Aku melirik ke arah Rayla. Nada bicaranya seakan menyudutkanku. Rasanya aku ingin membantahnya, berteriak menyangkal. Namun, sudut hatiku seakan melarangku.

"Apa benar ada kebetulan di dunia ini?" tanya Rayla lagi.

"Bisa saja itu rekayasa!" ucapku sinis.

Rayla menoleh seketika dan tajam menatapku. Aku yakin, dia sedang berperang dengan hatinya. Keraguan hatinya. Sama sepertiku, mungkin sebenarnya Rayla meragukan ramalan itu. Tentang mengapa semuanya sesuai itu hanya kebetulan saja.

"Kebetulan yang direncanakan?" tanya Rayla sambil menatapku tak kalah sinis.

"Yap." Aku mencondongkan tubuh mendekati meja. Mataku menatap mata indah itu, mengais kesiapan mat aitu untuk menyimak kalimatku berikutnya. "Waktu itu, apa yang kamu rasakan setelah mendengar kartumu dibaca?"

Tampak kerut di dahinya. Mungkin Rayla sedang berpikir atau mengingat kejadian itu. Wajahnya menegang, membuang pandangannya ke arah lain.

"Lupa?" tanyaku.

"Hah? Ya ... a-aku lupa pastinya cuma ... aku merasa–"

"Gelisah? Galau?" potongku.

"Ya, ya pastilah. Gelisah memikirkan ramalannya.
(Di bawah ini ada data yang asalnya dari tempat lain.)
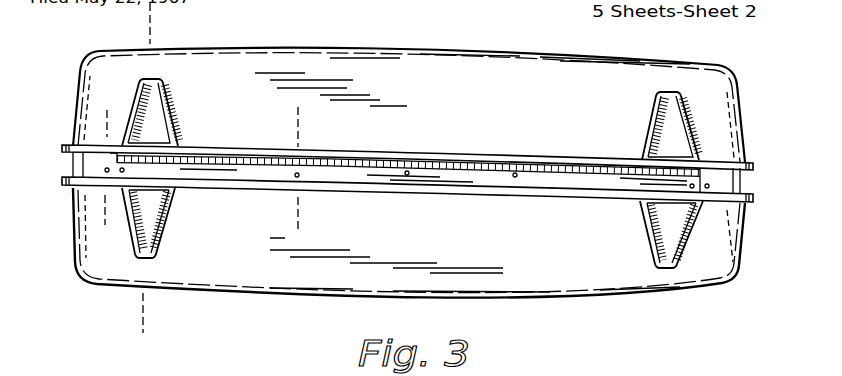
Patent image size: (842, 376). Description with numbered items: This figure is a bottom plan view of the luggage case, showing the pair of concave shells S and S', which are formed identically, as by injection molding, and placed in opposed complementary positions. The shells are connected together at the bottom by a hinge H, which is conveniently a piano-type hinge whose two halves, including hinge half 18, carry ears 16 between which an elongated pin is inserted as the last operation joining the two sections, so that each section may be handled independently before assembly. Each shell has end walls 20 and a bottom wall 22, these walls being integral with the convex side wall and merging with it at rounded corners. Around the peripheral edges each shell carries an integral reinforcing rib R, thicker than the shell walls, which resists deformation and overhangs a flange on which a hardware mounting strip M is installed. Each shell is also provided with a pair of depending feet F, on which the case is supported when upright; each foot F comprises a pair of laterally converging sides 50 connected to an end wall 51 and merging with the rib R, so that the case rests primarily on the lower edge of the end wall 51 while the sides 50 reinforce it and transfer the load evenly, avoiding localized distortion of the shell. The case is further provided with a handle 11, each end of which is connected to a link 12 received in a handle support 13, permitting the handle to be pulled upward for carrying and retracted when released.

The handle 11 is at (85, 118).
The link 12 is at (270, 117).
The handle support 13 is at (122, 15).
The hinge ears 16 is at (245, 157).
The hinge half 18 is at (490, 184).
The end wall 20 is at (76, 96).
The bottom wall 22 is at (406, 99).
The laterally converging sides 50 is at (130, 105).
The foot end wall 51 is at (145, 78).
The concave shell S is at (472, 42).
The concave shell S' is at (475, 319).
The rib R is at (407, 151).
The hardware mounting strip M is at (754, 180).
The hinge H is at (492, 165).
The foot F is at (175, 95).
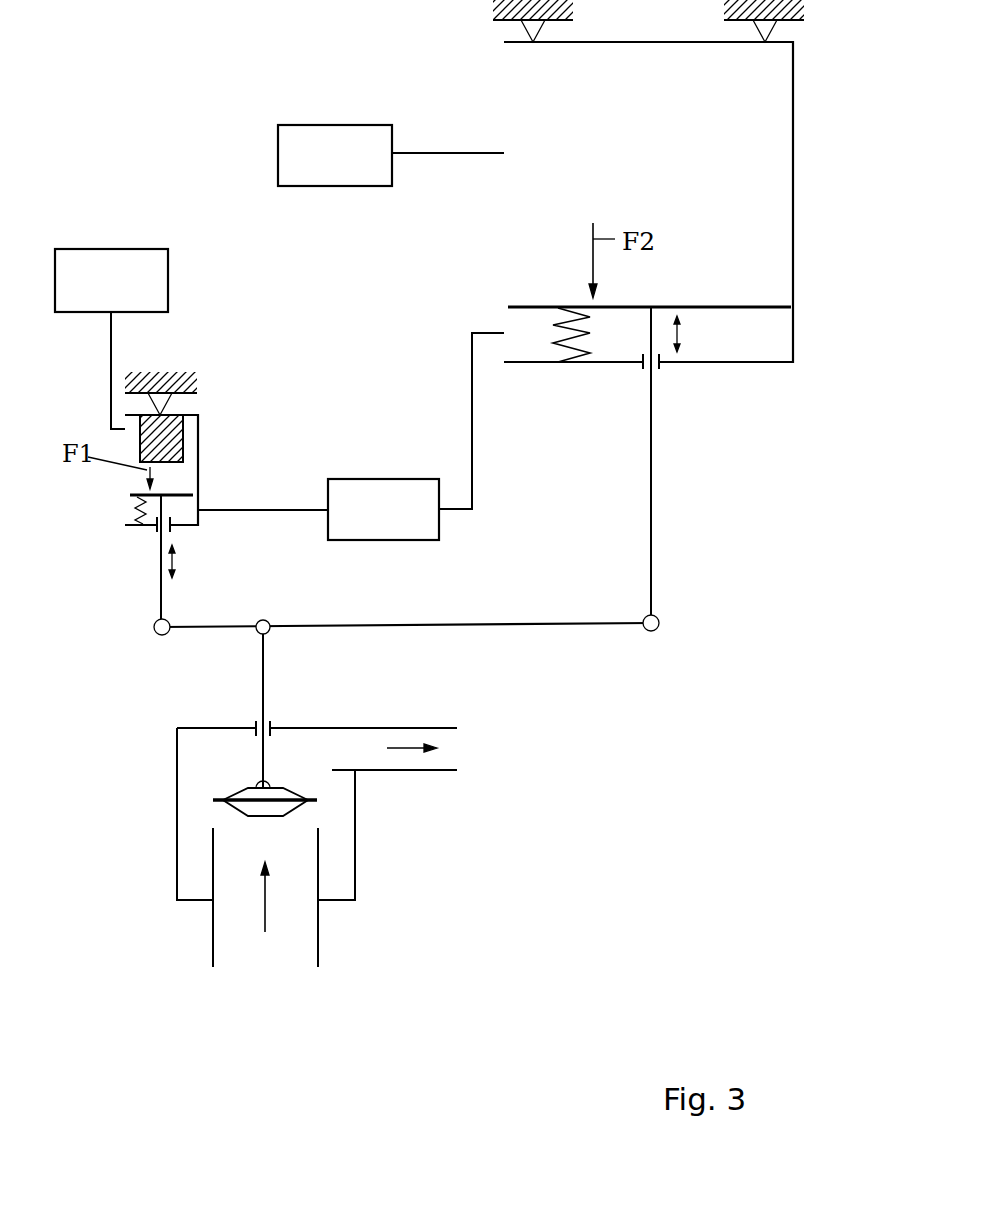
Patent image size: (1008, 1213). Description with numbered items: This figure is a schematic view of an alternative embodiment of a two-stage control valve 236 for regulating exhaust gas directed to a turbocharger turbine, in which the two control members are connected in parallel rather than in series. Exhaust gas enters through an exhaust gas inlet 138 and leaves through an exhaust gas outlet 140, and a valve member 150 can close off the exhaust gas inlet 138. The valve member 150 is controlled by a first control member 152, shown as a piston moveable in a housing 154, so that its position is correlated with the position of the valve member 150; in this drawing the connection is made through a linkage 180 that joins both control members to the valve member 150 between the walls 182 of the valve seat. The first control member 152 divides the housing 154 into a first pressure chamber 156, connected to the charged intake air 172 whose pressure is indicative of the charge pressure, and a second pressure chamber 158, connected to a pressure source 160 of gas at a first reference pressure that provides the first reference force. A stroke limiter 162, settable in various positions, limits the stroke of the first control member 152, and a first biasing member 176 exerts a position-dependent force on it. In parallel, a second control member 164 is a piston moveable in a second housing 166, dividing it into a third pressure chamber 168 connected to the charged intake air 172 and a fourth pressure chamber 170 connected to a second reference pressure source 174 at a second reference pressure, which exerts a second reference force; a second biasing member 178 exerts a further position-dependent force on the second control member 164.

Kamu sendiri mimpi setiap malam apa bukan wujud dari gelisah?" Rayla bertanya balik.

"Sugesti."

"Su-gesti? Maksud kamu kita sudah tersugesti dengan ramalan orang itu?"

Aku mengangguk mantap.

"Kenapa ... kamu begitu yakin."

"Sederhana aja. Apa mungkin ramalan yang tepat 100% beneran terjadi? Ramalan keenam kita gak ada yang meleset. Tepat!" Tanganku menjentik ke atas.

Rayla terlihat gusar dengan mengubah posisi duduknya yang tidaklah salah. Aku mengatur ritme napasku, menekan emosi yang tiba-tiba saja muncul.

"Lebih baik kita ke Madam El sekarang, Van. Sebelum kita memiliki Analisa yang makin tidak karuan."

Belum selesai rasa bingung menyapaku, aku melihat pramusaji berjalan ke arah saung mengantarkan pesanan kami.

"Habis makan, baru kita berangkat."

Rayla tidak membantah. Dia memberiku sebuah piring. Tanpa menunggu lama aku mengisinya dengan nasi dan pepes ikan bersama sambal bawang. Paduan terlezat menurut lidah pria lapar sepertiku siang ini. Aku bahkan melupakan sejenak pembicaraanku dengan Rayla barusan. Semua seakan melayang bersama aroma pepes dan sambal bawang ini yang menguar di atas nasi putih panas. Uap panasnya tak kuhiraukan saat memasuki mulut yang tak mampu lagi menahan lapar.